On February 26, in different cities of United States such as Miami, Seattle, New York and Minneapolis, as well as in other Latin American cities such as Caracas, Santo Domingo, Panama City and Montevideo, demonstrators rejected the unilateral coercive measures against the island.

It was the beginning of seven days marked by the continuity of the electoral process, which on March 26 will submit to the polls 470 candidates for deputies to the National Assembly of People's Power; and also by the reception of high-level visits and a wide activity in international scenarios.

On March 1, the leader of the Cuban Revolution, Raúl Castro, and the President, Miguel Díaz-Canel, received the Secretary of the Russian Security Council, Nikolái Pátrushev, who paid a working visit to the country.

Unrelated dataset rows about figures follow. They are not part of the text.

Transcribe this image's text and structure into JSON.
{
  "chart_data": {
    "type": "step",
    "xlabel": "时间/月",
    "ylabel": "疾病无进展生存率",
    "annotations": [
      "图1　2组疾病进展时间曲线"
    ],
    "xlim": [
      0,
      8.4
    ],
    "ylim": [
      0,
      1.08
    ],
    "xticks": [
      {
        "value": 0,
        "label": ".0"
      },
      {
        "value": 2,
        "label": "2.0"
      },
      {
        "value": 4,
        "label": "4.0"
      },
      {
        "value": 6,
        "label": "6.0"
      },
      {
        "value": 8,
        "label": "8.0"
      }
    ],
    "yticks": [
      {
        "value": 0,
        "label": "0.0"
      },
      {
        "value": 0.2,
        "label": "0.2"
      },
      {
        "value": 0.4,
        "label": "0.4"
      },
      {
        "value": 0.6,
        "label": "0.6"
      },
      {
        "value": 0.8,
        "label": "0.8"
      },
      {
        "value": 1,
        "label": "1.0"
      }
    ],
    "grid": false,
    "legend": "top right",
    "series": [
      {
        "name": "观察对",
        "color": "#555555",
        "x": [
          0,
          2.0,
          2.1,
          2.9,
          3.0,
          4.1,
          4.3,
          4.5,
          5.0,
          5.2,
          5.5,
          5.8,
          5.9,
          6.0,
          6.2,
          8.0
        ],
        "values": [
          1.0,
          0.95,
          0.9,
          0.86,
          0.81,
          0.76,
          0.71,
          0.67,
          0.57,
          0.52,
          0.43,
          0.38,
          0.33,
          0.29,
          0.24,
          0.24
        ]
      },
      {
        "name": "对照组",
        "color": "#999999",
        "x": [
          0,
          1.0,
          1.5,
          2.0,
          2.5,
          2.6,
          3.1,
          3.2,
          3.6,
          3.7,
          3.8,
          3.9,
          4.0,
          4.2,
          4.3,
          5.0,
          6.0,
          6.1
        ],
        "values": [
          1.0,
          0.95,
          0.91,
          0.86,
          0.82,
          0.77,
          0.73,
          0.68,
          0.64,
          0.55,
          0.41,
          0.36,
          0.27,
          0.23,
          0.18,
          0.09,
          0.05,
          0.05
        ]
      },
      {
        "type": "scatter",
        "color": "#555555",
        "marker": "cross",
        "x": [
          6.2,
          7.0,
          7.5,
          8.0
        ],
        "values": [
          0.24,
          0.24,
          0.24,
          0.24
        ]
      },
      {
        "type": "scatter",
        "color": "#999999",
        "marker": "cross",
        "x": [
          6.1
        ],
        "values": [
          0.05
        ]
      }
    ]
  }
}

Meanwhile, the day before, the Cuban president spoke with the head of the Chamber of Senators of the Plurinational State of Bolivia, Andrónico Rodríguez, and with the president of the International Olympic Committee, Thomas Bach.

With the former, the conversation revolved around the strengthening of historical ties between both nations and the achievement of new common projects, while the latter expressed his admiration for the island's work in sports, where it has won more than 200 Olympic medals with barely 11 million inhabitants.

Outside Cuba's borders, Cuban Vice-President Salvador Valdés participated in the Non-Aligned Movement (Mnoal) Summit on recovery after the Covid-19 pandemic, where he invited the members of the group to use the island's biotechnological medicines and ratified the willingness to support the anti-Covid-19 vaccination campaign wherever necessary.

During his stay in Baku, Azerbaijan, Valdés also held talks with authorities from Bosnia and Herzegovina, Uganda, Tanzania and the host country.

In Geneva, Switzerland, Foreign Minister Bruno Rodríguez reiterated Cuba's willingness to maintain cooperation with international human rights mechanisms on the basis of a respectful and constructive dialogue.

Speaking at the high-level segment of the Human Rights Council, the head of the Caribbean nation's diplomacy also expressed concern over the politicization of the issue and its use by some powers to stigmatize governments that do not agree to follow their designs.

The tour of the candidates to the Parliament through communities, labor and student centers to talk with the population was the closing of the week's activities, where the fight to extinguish a forest fire in the east of the country, which has already consumed almost four thousand hectares of forest, has not stopped either.